I am often sharing with you my personal experiences here in an instructive way. But the hard truth is that personal experience is sometimes not such a great thing to take instruction from. Let me share my personal experience on this matter to try to convince you. A patron at my Library is concerned that something they returned has not gotten checked in. They know they put it in the automated return, and now, after days have passed, it still shows as checked out on their card. This is upsetting! From my perspective, it is business as usual, but I have the requisite imagination and perhaps, more importantly, the same sorts of aggrieved anxieties that let me understand how upsetting such a thing can be. So I give a long, pacifying, and eminently truthful explanation. I explain how, very rarely, something can come through the machine and not get checked in. I explain our process for how to deal with that and how, if the item was returned, we really do find it and resolve it fairly, without charges. Finally I explain how if, freakishly, our process doesn't come up with the item, talking to an individual at that point will resolve the issue. Most people are okay with this. But some people have had it, and they vow to only return their items directly to a person from now on. Their experience with the machine return is sullied forever, and any explanation from me that portrays human error in such an instance to be as likely as machine error falls on deaf ears. They have had a bad experience and it looms large, too large, but their statistical field of analysis is too small to make a reasonable judgement. It's as if they rolled a die twice and it showed, by chance, a three both times, and they are now convinced, in the scheme of things, they will mostly roll threes when they roll dice. I see this play out a lot at my Library. There are missing items from the shelf, botched notifications, transit mishaps, all quite rare, but not rare to the people they happen to. It can run that way with positive experiences too, though there tends to be less fuss with those.

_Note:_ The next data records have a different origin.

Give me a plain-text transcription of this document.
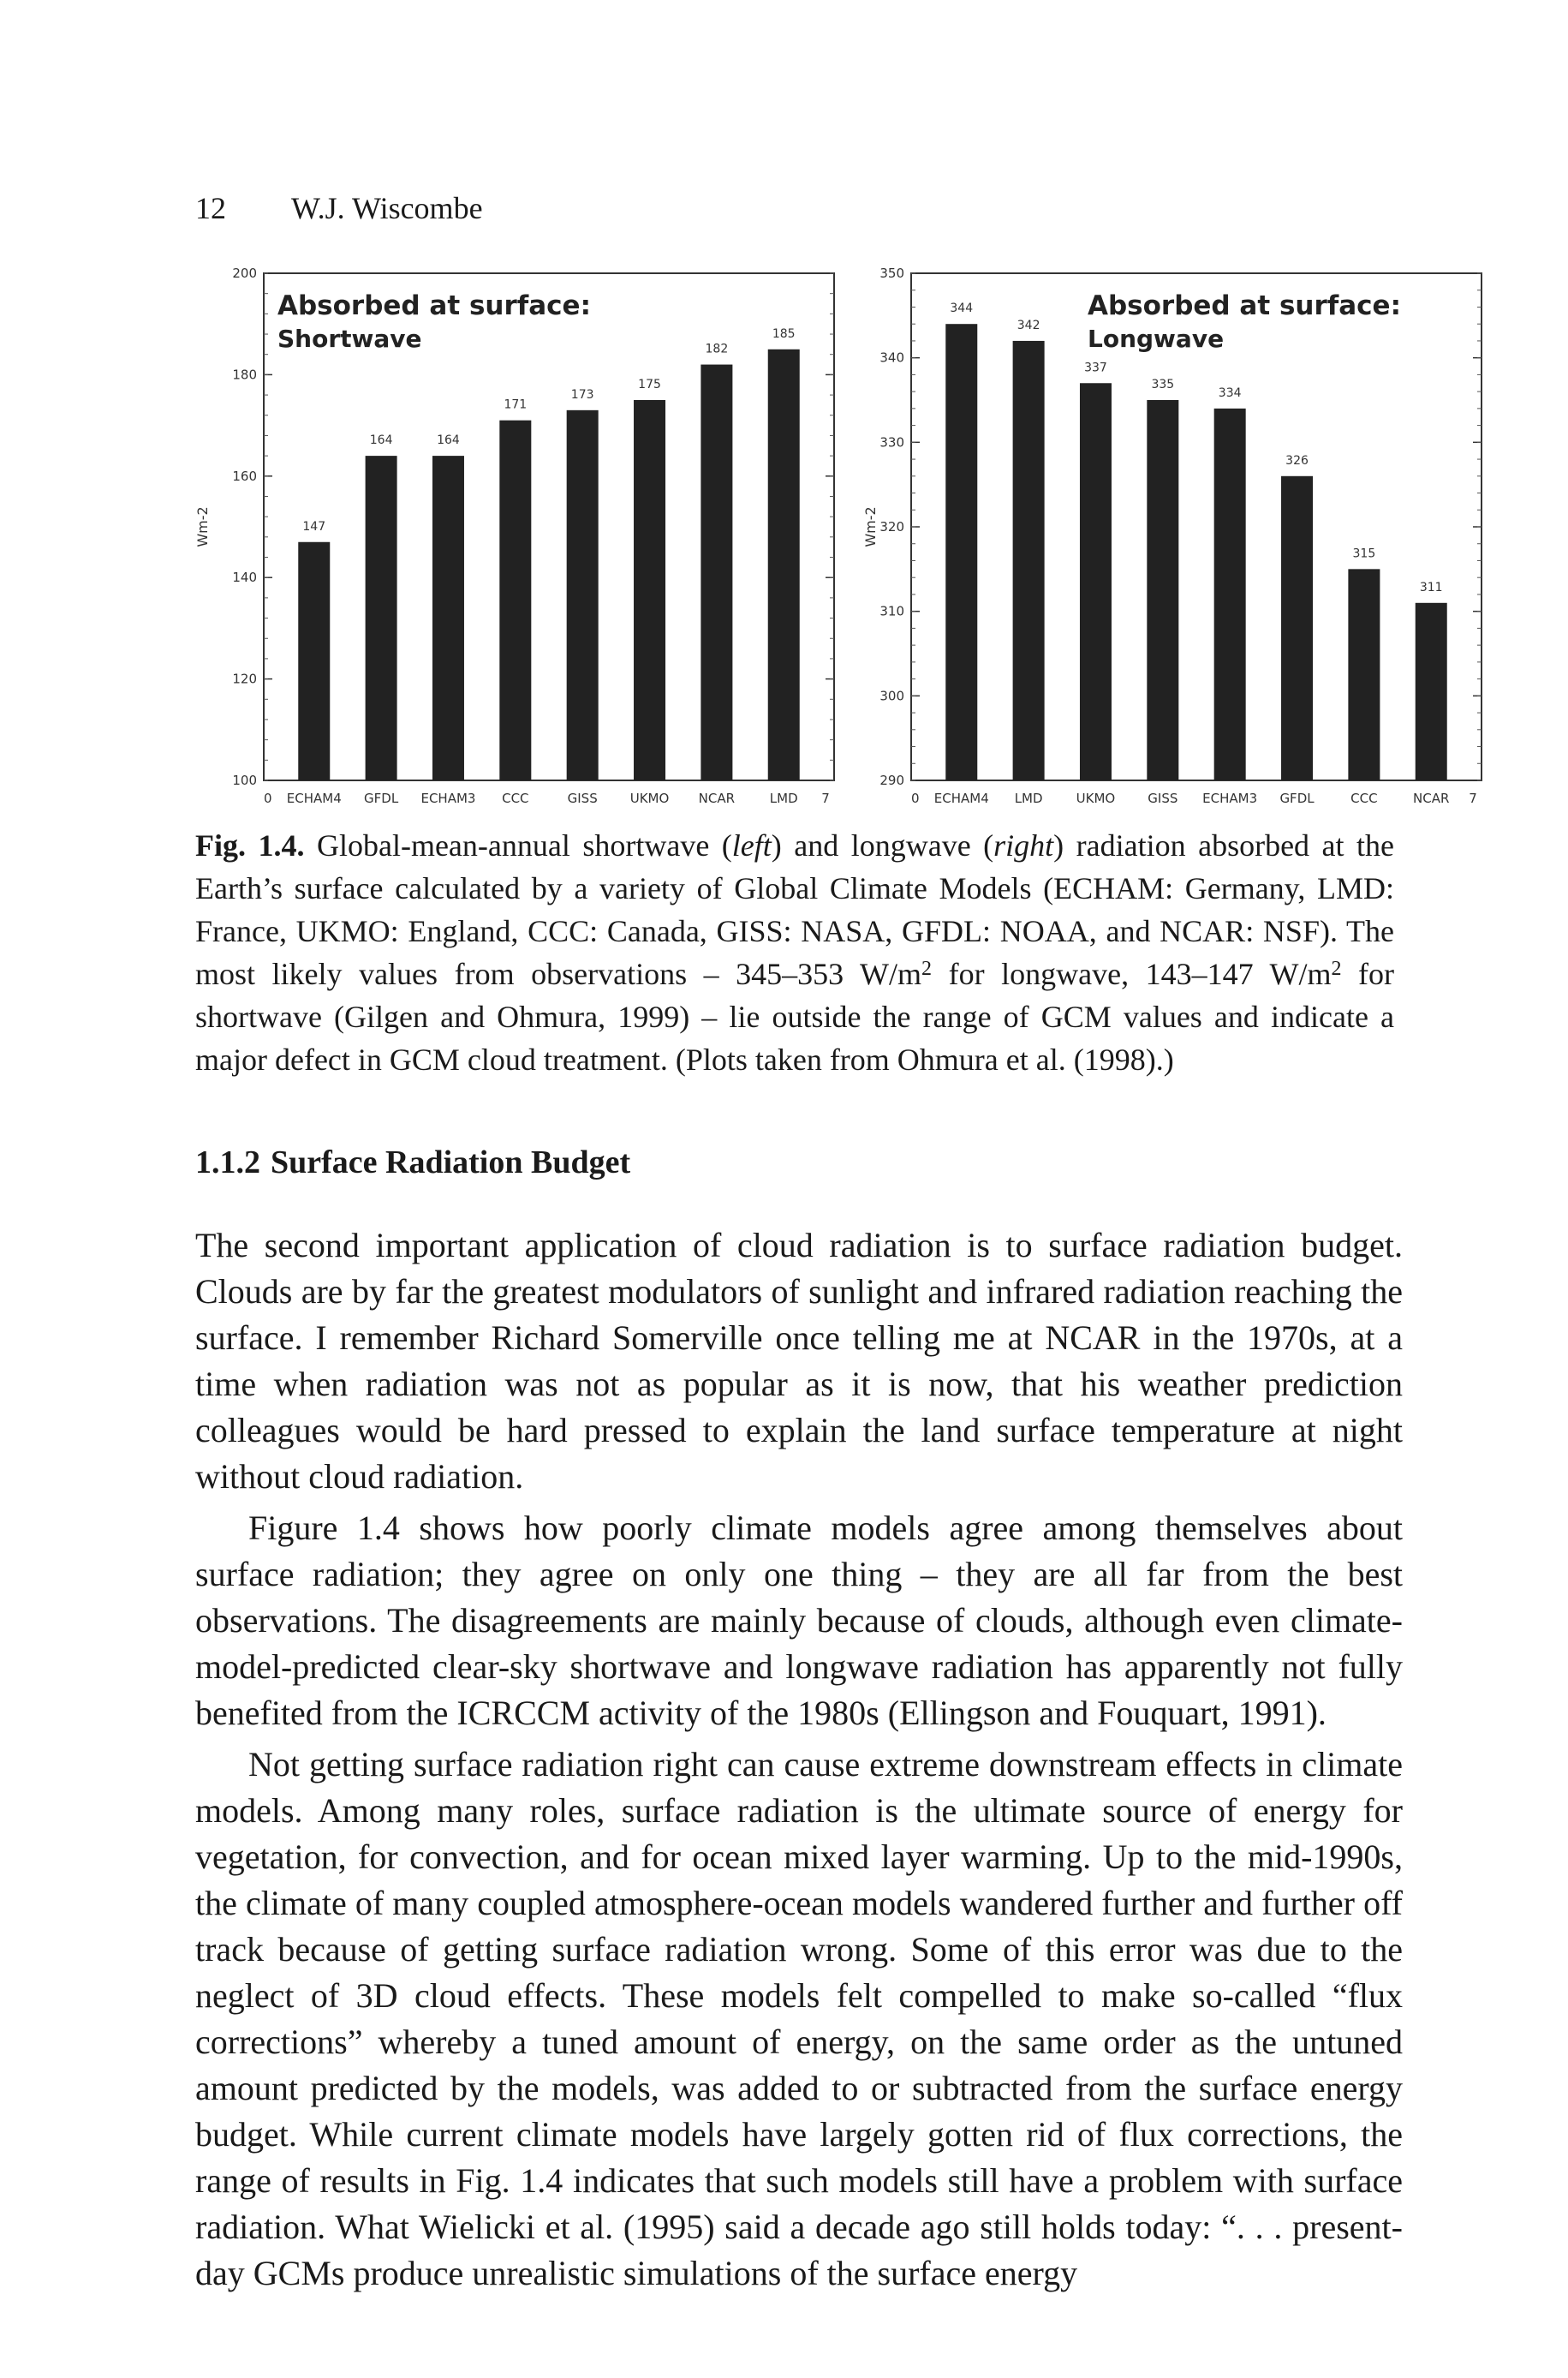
12 W.J. Wiscombe
100
120
140
160
180
200
Wm-2	147
164	164
171
173
175
182
185
0 ECHAM4 GFDL ECHAM3 CCC	GISS	UKMO NCAR	LMD 7
Absorbed at surface:
Shortwave
290
300
310
320
330
340
350
Wm-2
344
342
337
335
334
326
315
311
0 ECHAM4 LMD	UKMO	GISS ECHAM3 GFDL	CCC	NCAR 7
Absorbed at surface:
Longwave
Fig. 1.4. Global-mean-annual shortwave (left) and longwave (right) radiation absorbed at the Earth’s surface calculated by a variety of Global Climate Models (ECHAM: Germany, LMD: France, UKMO: England, CCC: Canada, GISS: NASA, GFDL: NOAA, and NCAR: NSF). The most likely values from observations – 345–353 $W/m^2$ for longwave, 143–147 $W/m^2$ for shortwave (Gilgen and Ohmura, 1999) – lie outside the range of GCM values and indicate a major defect in GCM cloud treatment. (Plots taken from Ohmura et al. (1998).)
1.1.2 Surface Radiation Budget

The second important application of cloud radiation is to surface radiation budget. Clouds are by far the greatest modulators of sunlight and infrared radiation reaching the surface. I remember Richard Somerville once telling me at NCAR in the 1970s, at a time when radiation was not as popular as it is now, that his weather prediction colleagues would be hard pressed to explain the land surface temperature at night without cloud radiation.

Figure 1.4 shows how poorly climate models agree among themselves about surface radiation; they agree on only one thing – they are all far from the best observations. The disagreements are mainly because of clouds, although even climate-model-predicted clear-sky shortwave and longwave radiation has apparently not fully benefited from the ICRCCM activity of the 1980s (Ellingson and Fouquart, 1991).

Not getting surface radiation right can cause extreme downstream effects in climate models. Among many roles, surface radiation is the ultimate source of energy for vegetation, for convection, and for ocean mixed layer warming. Up to the mid-1990s, the climate of many coupled atmosphere-ocean models wandered further and further off track because of getting surface radiation wrong. Some of this error was due to the neglect of 3D cloud effects. These models felt compelled to make so-called “flux corrections” whereby a tuned amount of energy, on the same order as the untuned amount predicted by the models, was added to or subtracted from the surface energy budget. While current climate models have largely gotten rid of flux corrections, the range of results in Fig. 1.4 indicates that such models still have a problem with surface radiation. What Wielicki et al. (1995) said a decade ago still holds today: “. . . present-day GCMs produce unrealistic simulations of the surface energy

If, against all odds, I procure something rare and splendid and exactly right for someone, they may not be ungrateful, but they can easily take it all as matter of course, and only I, steeped in the bigger numbers and the constant experience with it, might know just what kind of a jackpot they hit.

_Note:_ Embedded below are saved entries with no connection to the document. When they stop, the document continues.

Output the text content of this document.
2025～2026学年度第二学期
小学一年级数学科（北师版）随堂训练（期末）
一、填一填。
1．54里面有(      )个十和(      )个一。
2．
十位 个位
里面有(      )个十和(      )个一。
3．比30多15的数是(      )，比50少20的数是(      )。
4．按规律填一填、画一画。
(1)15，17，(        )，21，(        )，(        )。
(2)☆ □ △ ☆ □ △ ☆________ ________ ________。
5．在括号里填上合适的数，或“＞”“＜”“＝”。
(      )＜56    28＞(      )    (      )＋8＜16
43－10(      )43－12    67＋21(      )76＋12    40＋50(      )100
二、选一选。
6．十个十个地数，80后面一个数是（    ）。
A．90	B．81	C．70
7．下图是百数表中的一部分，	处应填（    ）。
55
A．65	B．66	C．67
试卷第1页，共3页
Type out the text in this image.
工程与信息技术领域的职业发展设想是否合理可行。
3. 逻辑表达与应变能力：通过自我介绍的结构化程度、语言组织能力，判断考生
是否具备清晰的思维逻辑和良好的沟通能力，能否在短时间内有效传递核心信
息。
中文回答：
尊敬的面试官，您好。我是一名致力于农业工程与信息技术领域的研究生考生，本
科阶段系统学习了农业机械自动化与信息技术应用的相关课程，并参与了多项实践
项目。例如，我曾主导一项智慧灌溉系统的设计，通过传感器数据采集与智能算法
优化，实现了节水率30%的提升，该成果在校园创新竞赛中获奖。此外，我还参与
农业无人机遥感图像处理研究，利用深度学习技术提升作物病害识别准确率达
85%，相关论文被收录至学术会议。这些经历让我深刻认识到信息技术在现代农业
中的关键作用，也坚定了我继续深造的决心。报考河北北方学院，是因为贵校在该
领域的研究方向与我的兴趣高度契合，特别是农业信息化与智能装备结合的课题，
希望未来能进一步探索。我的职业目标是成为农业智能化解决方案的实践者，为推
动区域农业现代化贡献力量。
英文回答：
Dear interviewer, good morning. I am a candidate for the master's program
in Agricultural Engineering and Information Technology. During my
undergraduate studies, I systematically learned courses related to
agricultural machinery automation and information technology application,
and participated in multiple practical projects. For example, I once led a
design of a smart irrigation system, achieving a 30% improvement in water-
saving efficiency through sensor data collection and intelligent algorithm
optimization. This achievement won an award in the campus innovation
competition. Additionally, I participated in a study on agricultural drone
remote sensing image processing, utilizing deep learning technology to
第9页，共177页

These are all small instances of this sort of error of judgement, but these things are not bounded by size. It is hard to imagine that someone like Barack Obama has not been battered by an array of almost unavoidable fallacies from the outsizeness of his success. One need not diminish his vast talents to say that a series of something akin to miracles took him to where he is, and once there, or on his way there, he was more and more steeped in people of insane fortune, wealth, and power. He has rolled seven threes in a row, hanging out with other people rolling statistically flukey rolls of the highest order. What's he supposed to think? My head would be turned too. The happy magic of the dice more and more supersedes the weird, distant, theoretical contradiction of what actually is, reality.
I read, in my march through Michael Chabon's essays, one about the virtues of writing programs. It was okay, and his main point about its virtues was different than what it seemed to be at first. At first the virtues were something about teaching a person to write, giving them time, and, not least, having teachers send your work off to their agent or publishers or something. It got my hackles up just a bit at that start, and I think it had something to do with the piece of it all that he didn't say. That he's a freak, a Pulitzer Prize winning, making a living writing literature freak. How many writing program graduates are pulling that one off?
In my youth I went to art school. It was mostly a very good and interesting experience. I learned much. Maybe one blog post I'll talk all about it. But, no doubt, what I would say about it would be very different if I were some Picasso of our time. How full of destiny that education would be! How essential the teachers! But I am not the Picasso, and I get the alumni newsletters. No one is the Picasso of our time. And no doubt very, very, very few of any of us, from all the many many like schools, pull out a graceful living painting and sculpting for Museums and Millionaires. So with the numbers unsullied by my experience I say "You want to paint, go to art school or not. It doesn't matter. There's a lot of ways to learn a lot of things. It can be great. It depends."
I work at a Library. I've learned as much there as I suppose that I've learned anywhere. It's been interesting. It's been boring. It's paid bills. And you can bet, when I am President of the United States, I will be sure to note how it's the very thing everyone should consider doing. Look where it got me.